Fr. Thomas Hopko’s famous 55 maxims contain four that I’ve particularly clung to over the years: “We don’t judge anyone for anything”; “Don’t try to convince anyone of anything”; “Give advice to others only when asked or obligated to do so,” and “Be simple, hidden, quiet and small.” Needless to say, I fail at all of them all of the time (and am right now). The following, however, is a reflection on these maxims for when I discover myself embroiled in exchanges that show the potential to turn heated real quickly.
I've noticed the habit among some Christians to justify their unkind words and scathing condemnation of others by pointing to a favourite verse—Matthew 3:7, when Jesus calls the approaching Pharisees and Sadducees a "brood of vipers." It is, however, not enough to point to Jesus as our example in such a wholesale manner; the more responsible thing to do is instead isolate what he commanded us to obey as the subjects of his yet unfulfilled prayer in John 17—that "as you, Father, are in me and I am in you, may they also be in us"—and therein acknowledge that there's an imbalance in authority to speak so confidently. In this sense, Jesus didn’t tell us to imitate his brashness and confident criticisms when confronting untruth. Truth is not written or spoken, but embodied and ontological. To this end, Jesus has only commanded us to take up the cross upon which he was also enthroned.

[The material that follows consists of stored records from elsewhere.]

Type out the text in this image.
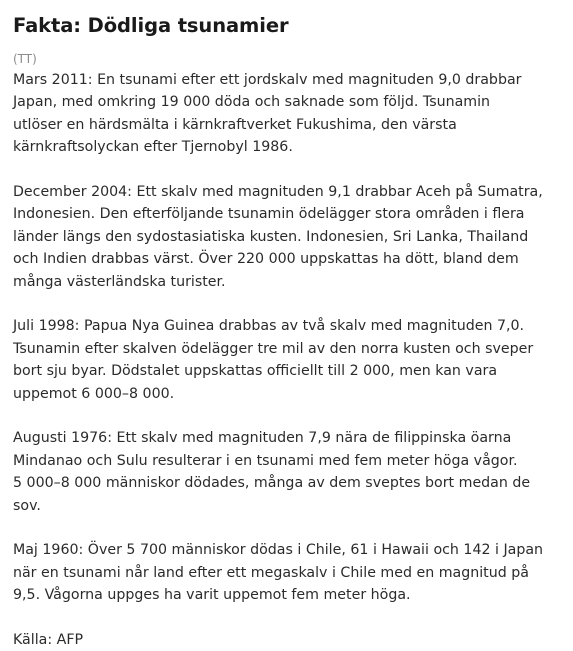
Fakta: Dödliga tsunamier
(TT)

Mars 2011: En tsunami efter ett jordskalv med magnituden 9,0 drabbar
Japan, med omkring 19 000 döda och saknade som följd. Tsunamin
utlöser en härdsmälta i kärnkraftverket Fukushima, den värsta
kärnkraftsolyckan efter Tjernobyl 1986.

December 2004: Ett skalv med magnituden 9,1 drabbar Aceh på Sumatra,
Indonesien. Den efterföljande tsunamin ödelägger stora områden i flera
länder längs den sydostasiatiska kusten. Indonesien, Sri Lanka, Thailand
och Indien drabbas värst. Över 220 000 uppskattas ha dött, bland dem
många västerländska turister.

Juli 1998: Papua Nya Guinea drabbas av två skalv med magnituden 7,0.
Tsunamin efter skalven ödelägger tre mil av den norra kusten och sveper
bort sju byar. Dödstalet uppskattas officiellt till 2 000, men kan vara
uppemot 6 000–8 000.

Augusti 1976: Ett skalv med magnituden 7,9 nära de filippinska öarna
Mindanao och Sulu resulterar i en tsunami med fem meter höga vågor.
5 000–8 000 människor dödades, många av dem sveptes bort medan de
sov.

Maj 1960: Över 5 700 människor dödas i Chile, 61 i Hawaii och 142 i Japan
när en tsunami når land efter ett megaskalv i Chile med en magnitud på
9,5. Vågorna uppges ha varit uppemot fem meter höga.

Källa: AFP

St. Peter didn’t write, “For to this you have been called, because Christ was also unkind to everyone and exhibited a confidence that only God Incarnate could pull off, leaving you an example, so that you should follow in his steps,” but instead remarked, “For to this you have been called, because Christ also suffered for you, leaving you an example, so that you should follow in his steps” (1 Pt. 2:21). The Beatific Ladder celebrates poverty of spirit, meekness, mercy, purity of heart, and peacemaking because Jesus knew that our own frailty, confusion, and immaturity requires this of others and ourselves.
When Jesus said, “You judge according to the flesh; I judge no one” (Jn. 8:15), he was underscoring that we are all limited by the same finite constraints that confuse our judgment, and that he alone is unique in possessing a judgment that emanates from perfect oneness with the Father—judgment as divine Light (Jn. 3:17–19). This is a confidence that we should not trick ourselves into thinking we can have. When Jesus said, “Do not judge, so that you may not be judged” (Mt. 7:1), he was trying to warn us that our judgment of others will only kick-start a cycle of judgment, that his divine Light will expose this cycle of judgment that we initiated and are trapped within (Jn.3:19–21), that we need to look at ourselves only and our own need for repentance, as we are all in the same boat—not one above another—but that Jesus’ perfect humility and kenotic co-suffering love means that he is unique in his ability to step outside this boat and walk on the water in which I know I will sink.
Jesus is God and I am not. We are all in the same boat, but hell is a solitary place where I alone reside.